Broiling uses high heat from above. Fish can be seasoned with butter, olive oil, wine, garlic, etc. Cook until firm to touch. Useful technique for white flaky fish.
Deep Frying is to cook in fat generally at 350 degrees and the seafood is fully submerged in fat. Fish is usually breaded, floured or dusted. Cook until golden brown.
Grilling is simply high heat from below. Most often used on fish with higher fat content (tuna, salmon, swordfish). Fish can dry out quickly. Season as desired. Flip halfway through cooking. Cook until firm to touch.
Pan Frying is as the name states and cooks at moderate temperature (generally 350 degrees). The fat should be halfway up the sides of the fish you are cooking. Fish is usually breaded, floured, or dusted. Flip halfway through cooking. Cook until golden brown.
Poaching is the process of cooking fish in liquid, steam or a wrap. Use white wine, fish stock, seasonings, etc. to impart flavor into the fish you are cooking. Can use parchment paper or foil to wrap fish to create steam. Cook until firm to touch.

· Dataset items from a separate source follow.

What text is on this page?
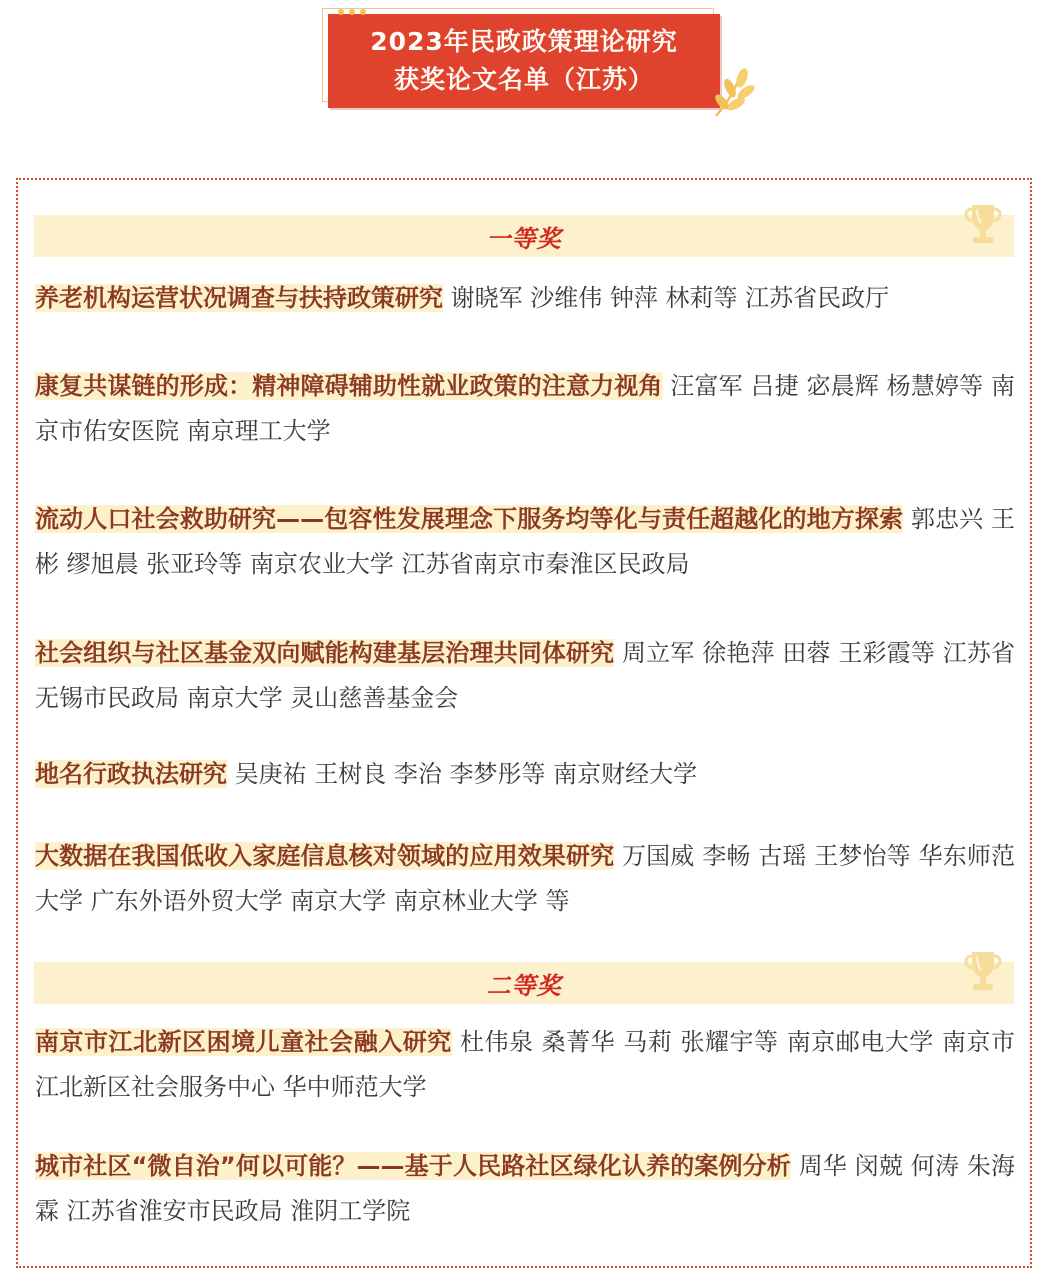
2023年民政政策理论研究
获奖论文名单（江苏）
一等奖
养老机构运营状况调查与扶持政策研究 谢晓军 沙维伟 钟萍 林莉等 江苏省民政厅
康复共谋链的形成：精神障碍辅助性就业政策的注意力视角 汪富军 吕捷 宓晨辉 杨慧婷等 南京市佑安医院 南京理工大学
流动人口社会救助研究——包容性发展理念下服务均等化与责任超越化的地方探索 郭忠兴 王彬 缪旭晨 张亚玲等 南京农业大学 江苏省南京市秦淮区民政局
社会组织与社区基金双向赋能构建基层治理共同体研究 周立军 徐艳萍 田蓉 王彩霞等 江苏省无锡市民政局 南京大学 灵山慈善基金会
地名行政执法研究 吴庚祐 王树良 李治 李梦彤等 南京财经大学
大数据在我国低收入家庭信息核对领域的应用效果研究 万国威 李畅 古瑶 王梦怡等 华东师范大学 广东外语外贸大学 南京大学 南京林业大学 等
二等奖
南京市江北新区困境儿童社会融入研究 杜伟泉 桑菁华 马莉 张耀宇等 南京邮电大学 南京市江北新区社会服务中心 华中师范大学
城市社区“微自治”何以可能？——基于人民路社区绿化认养的案例分析 周华 闵兢 何涛 朱海霖 江苏省淮安市民政局 淮阴工学院
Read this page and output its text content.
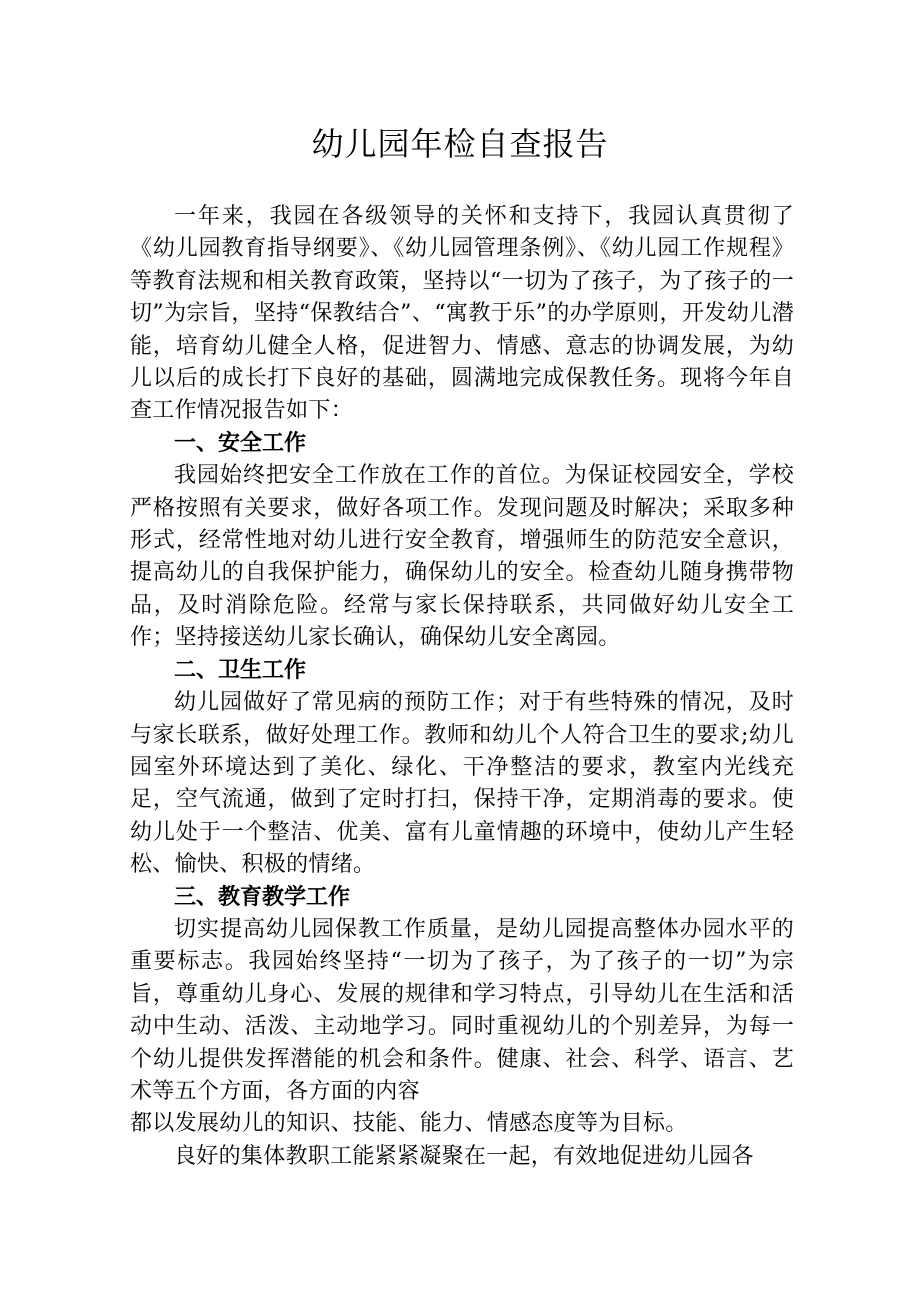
幼儿园年检自查报告

一年来，我园在各级领导的关怀和支持下，我园认真贯彻了《幼儿园教育指导纲要》、《幼儿园管理条例》、《幼儿园工作规程》等教育法规和相关教育政策，坚持以“一切为了孩子，为了孩子的一切”为宗旨，坚持“保教结合”、“寓教于乐”的办学原则，开发幼儿潜能，培育幼儿健全人格，促进智力、情感、意志的协调发展，为幼儿以后的成长打下良好的基础，圆满地完成保教任务。现将今年自查工作情况报告如下：

一、安全工作

我园始终把安全工作放在工作的首位。为保证校园安全，学校严格按照有关要求，做好各项工作。发现问题及时解决；采取多种形式，经常性地对幼儿进行安全教育，增强师生的防范安全意识，提高幼儿的自我保护能力，确保幼儿的安全。检查幼儿随身携带物品，及时消除危险。经常与家长保持联系，共同做好幼儿安全工作；坚持接送幼儿家长确认，确保幼儿安全离园。

二、卫生工作

幼儿园做好了常见病的预防工作；对于有些特殊的情况，及时与家长联系，做好处理工作。教师和幼儿个人符合卫生的要求;幼儿园室外环境达到了美化、绿化、干净整洁的要求，教室内光线充足，空气流通，做到了定时打扫，保持干净，定期消毒的要求。使幼儿处于一个整洁、优美、富有儿童情趣的环境中，使幼儿产生轻松、愉快、积极的情绪。

三、教育教学工作

切实提高幼儿园保教工作质量，是幼儿园提高整体办园水平的重要标志。我园始终坚持“一切为了孩子，为了孩子的一切”为宗旨，尊重幼儿身心、发展的规律和学习特点，引导幼儿在生活和活动中生动、活泼、主动地学习。同时重视幼儿的个别差异，为每一个幼儿提供发挥潜能的机会和条件。健康、社会、科学、语言、艺术等五个方面，各方面的内容

都以发展幼儿的知识、技能、能力、情感态度等为目标。

良好的集体教职工能紧紧凝聚在一起，有效地促进幼儿园各
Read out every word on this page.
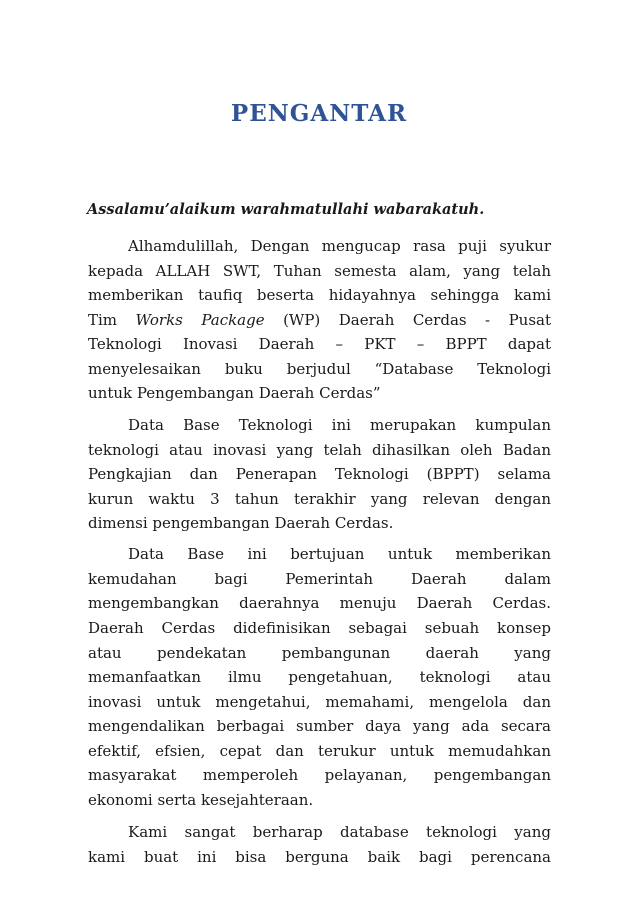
PENGANTAR
Assalamu’alaikum warahmatullahi wabarakatuh.
Alhamdulillah, Dengan mengucap rasa puji syukur
kepada ALLAH SWT, Tuhan semesta alam, yang telah
memberikan taufiq beserta hidayahnya sehingga kami
Tim Works Package (WP) Daerah Cerdas - Pusat
Teknologi Inovasi Daerah – PKT – BPPT dapat
menyelesaikan buku berjudul “Database Teknologi
untuk Pengembangan Daerah Cerdas”
Data Base Teknologi ini merupakan kumpulan
teknologi atau inovasi yang telah dihasilkan oleh Badan
Pengkajian dan Penerapan Teknologi (BPPT) selama
kurun waktu 3 tahun terakhir yang relevan dengan
dimensi pengembangan Daerah Cerdas.
Data Base ini bertujuan untuk memberikan
kemudahan bagi Pemerintah Daerah dalam
mengembangkan daerahnya menuju Daerah Cerdas.
Daerah Cerdas didefinisikan sebagai sebuah konsep
atau pendekatan pembangunan daerah yang
memanfaatkan ilmu pengetahuan, teknologi atau
inovasi untuk mengetahui, memahami, mengelola dan
mengendalikan berbagai sumber daya yang ada secara
efektif, efsien, cepat dan terukur untuk memudahkan
masyarakat memperoleh pelayanan, pengembangan
ekonomi serta kesejahteraan.
Kami sangat berharap database teknologi yang
kami buat ini bisa berguna baik bagi perencana
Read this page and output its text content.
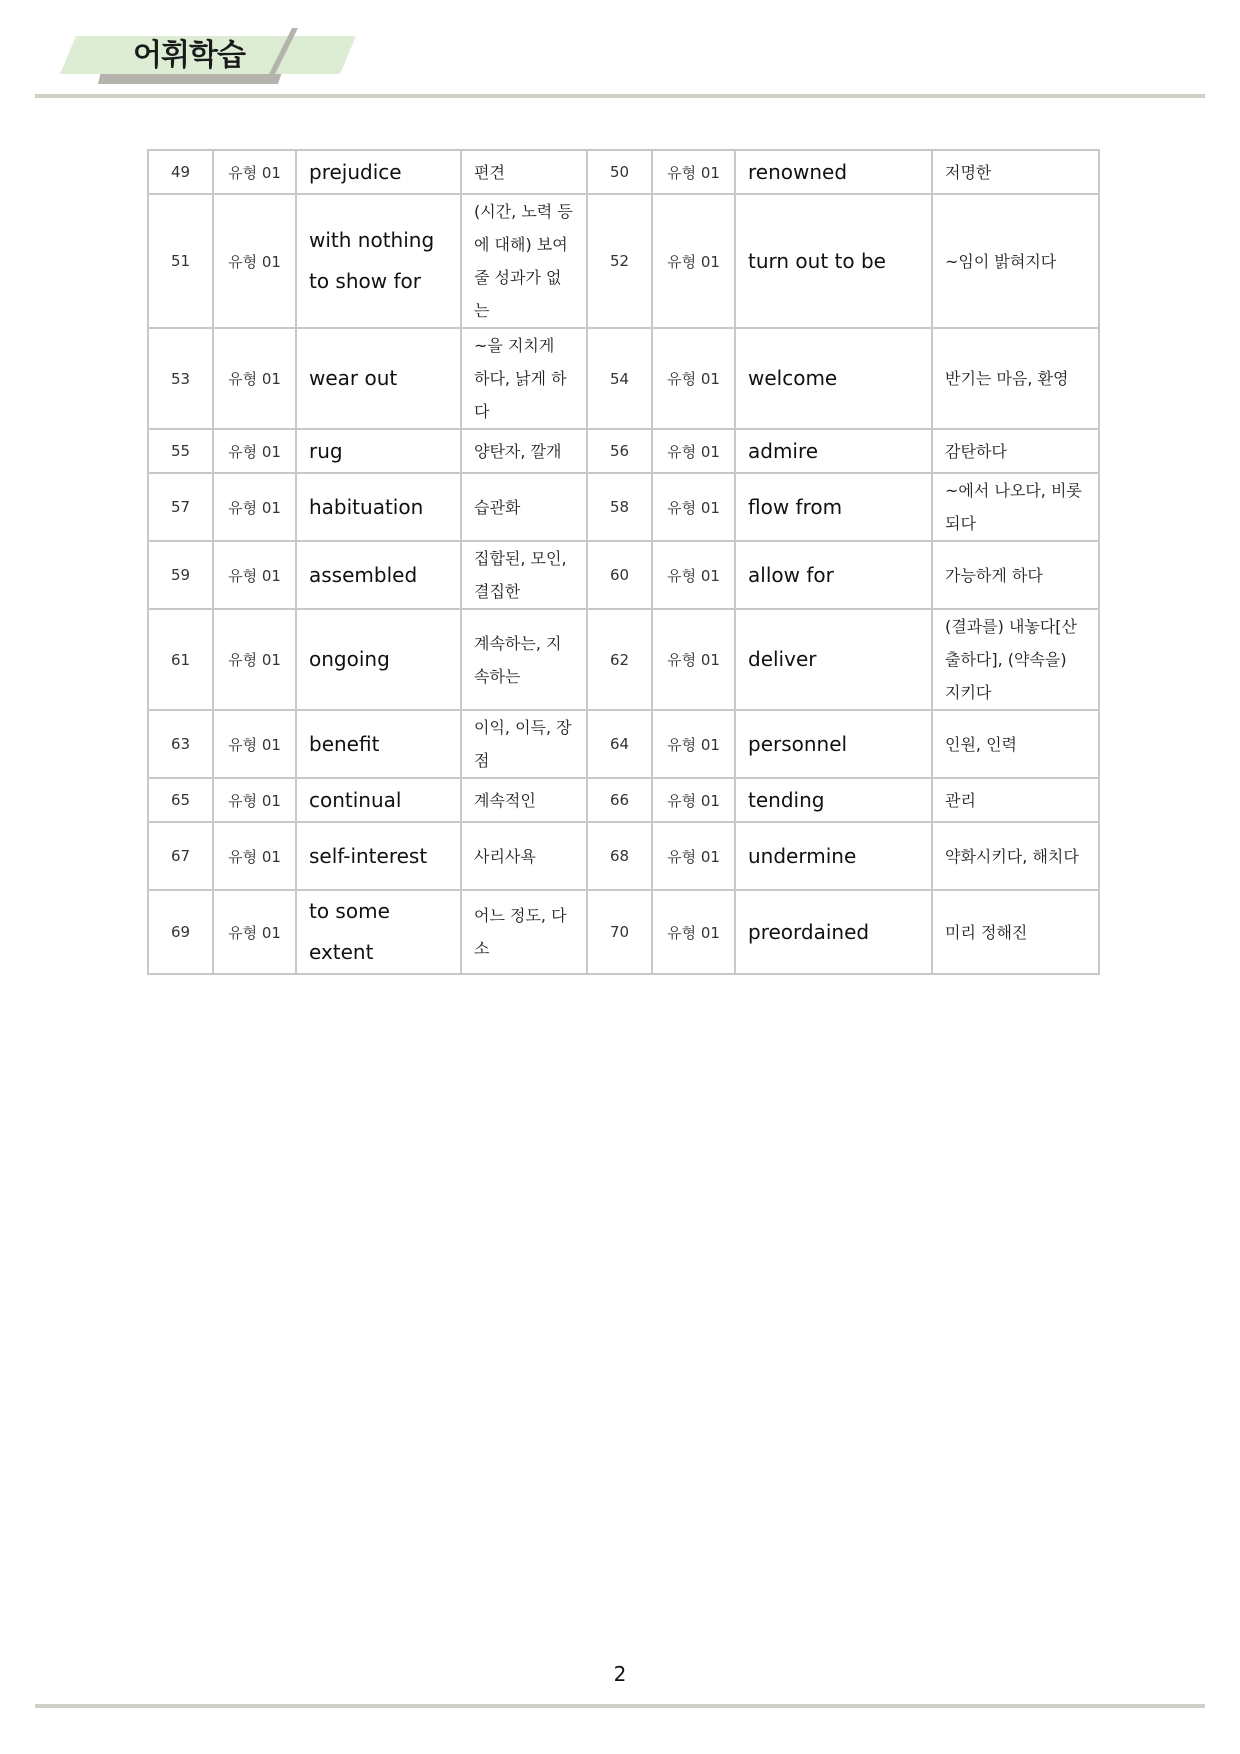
어휘학습
49	유형 01	prejudice	편견	50	유형 01	renowned	저명한
51	유형 01	with nothing to show for	(시간, 노력 등에 대해) 보여줄 성과가 없는	52	유형 01	turn out to be	~임이 밝혀지다
53	유형 01	wear out	~을 지치게 하다, 낡게 하다	54	유형 01	welcome	반기는 마음, 환영
55	유형 01	rug	양탄자, 깔개	56	유형 01	admire	감탄하다
57	유형 01	habituation	습관화	58	유형 01	flow from	~에서 나오다, 비롯되다
59	유형 01	assembled	집합된, 모인, 결집한	60	유형 01	allow for	가능하게 하다
61	유형 01	ongoing	계속하는, 지속하는	62	유형 01	deliver	(결과를) 내놓다[산출하다], (약속을) 지키다
63	유형 01	benefit	이익, 이득, 장점	64	유형 01	personnel	인원, 인력
65	유형 01	continual	계속적인	66	유형 01	tending	관리
67	유형 01	self-interest	사리사욕	68	유형 01	undermine	약화시키다, 해치다
69	유형 01	to some extent	어느 정도, 다소	70	유형 01	preordained	미리 정해진
2
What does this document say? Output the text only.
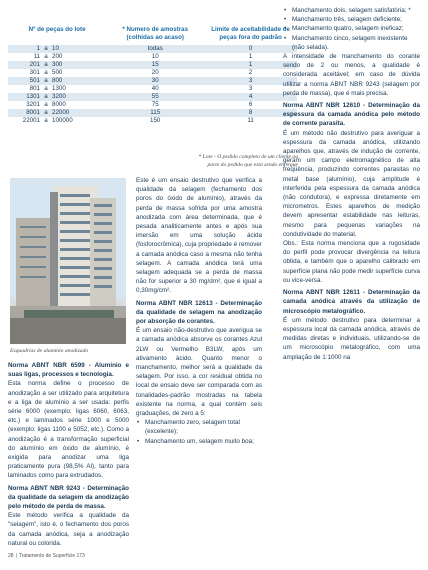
Nº de peças do lote	* Numero de amostras (colhidas ao acaso)	Limite de aceitabilidade de peças fora do padrão
1 a 10	todas	0
11 a 200	10	1
201 a 300	15	1
301 a 500	20	2
501 a 800	30	3
801 a 1300	40	3
1301 a 3200	55	4
3201 a 8000	75	6
8001 a 22000	115	8
22001 a 100000	150	11
* Lote - O pedido completo de um cliente ou parte do pedido que está sendo entregue
Esquadrias de alumínio anodizado

Norma ABNT NBR 6599 - Alumínio e suas ligas, processos e tecnologia.

Esta norma define o processo de anodização a ser utilizado para arquitetura e a liga de alumínio a ser usada: perfis série 6000 (exemplo: ligas 6060, 6063, etc.) e laminados série 1000 e 5000 (exemplo: ligas 1100 e 5052, etc.). Como a anodização é a transformação superficial do alumínio em óxido de alumínio, é exigida para anodizar uma liga praticamente pura (98,5% Al), tanto para laminados como para extrudados.

Norma ABNT NBR 9243 - Determinação da qualidade da selagem da anodização pelo método de perda de massa.

Este método verifica a qualidade da "selagem", isto é, o fechamento dos poros da camada anódica, seja a anodização natural ou colorida.

Este é um ensaio destrutivo que verifica a qualidade da selagem (fechamento dos poros do óxido de alumínio), através da perda de massa sofrida por uma amostra anodizada com área determinada, que é pesada analiticamente antes e após sua imersão em uma solução ácida (fosforocrômica), cuja propriedade é remover a camada anódica caso a mesma não tenha selagem. A camada anódica terá uma selagem adequada se a perda de massa não for superior a 30 mg/dm², que é igual a 0,30mg/cm².

Norma ABNT NBR 12613 - Determinação da qualidade de selagem na anodização por absorção de corantes.

É um ensaio não-destrutivo que averigua se a camada anódica absorve os corantes Azul 2LW ou Vermelho B3LW, após um ativamento ácido. Quanto menor o manchamento, melhor será a qualidade da selagem. Por isso, a cor residual obtida no local de ensaio deve ser comparada com as tonalidades-padrão mostradas na tabela existente na norma, a qual contém seis graduações, de zero a 5:

• Manchamento zero, selagem total (excelente);
• Manchamento um, selagem muito boa;
• Manchamento dois, selagem satisfatória; *
• Manchamento três, selagem deficiente;
• Manchamento quatro, selagem ineficaz;
• Manchamento cinco, selagem inexistente (não selada).

A intensidade de manchamento do corante sendo de 2 ou menos, a qualidade é considerada aceitável; em caso de dúvida utilizar a norma ABNT NBR 9243 (selagem por perda de massa), que é mais precisa.

Norma ABNT NBR 12610 - Determinação da espessura da camada anódica pelo método de corrente parasita.

É um método não destrutivo para averiguar a espessura da camada anódica, utilizando aparelhos que, através de indução de corrente, geram um campo eletromagnético de alta freqüência, produzindo correntes parasitas no metal base (alumínio), cuja amplitude é interferida pela espessura da camada anódica (não condutora), e expressa diretamente em micrometros. Estes aparelhos de medição devem apresentar estabilidade nas leituras, mesmo para pequenas variações na condutividade do material.

Obs.: Esta norma menciona que a rugosidade do perfil pode provocar divergência na leitura obtida, e também que o aparelho calibrado em superfície plana não pode medir superfície curva ou vice-versa.

Norma ABNT NBR 12611 - Determinação da camada anódica através da utilização de microscópio metalográfico.

É um método destrutivo para determinar a espessura local da camada anódica, através de medidas diretas e individuais, utilizando-se de um microscópio metalográfico, com uma ampliação de 1:1000 na

28 | Tratamento de Superfície 173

Sautéing is using high heat with a small amount of fat. Start with a hot pan, sear fish on both sides, then remove. Add seasoning, additional ingredients and/or sauces. Return fish to pan.
Stewing works best with a firm, white fish. The key ingredient to many fish stews is clam juice. Fresh fish fillets can be cooked in a stew with onions, garlic, parsley, tomato, clam juice and white wine.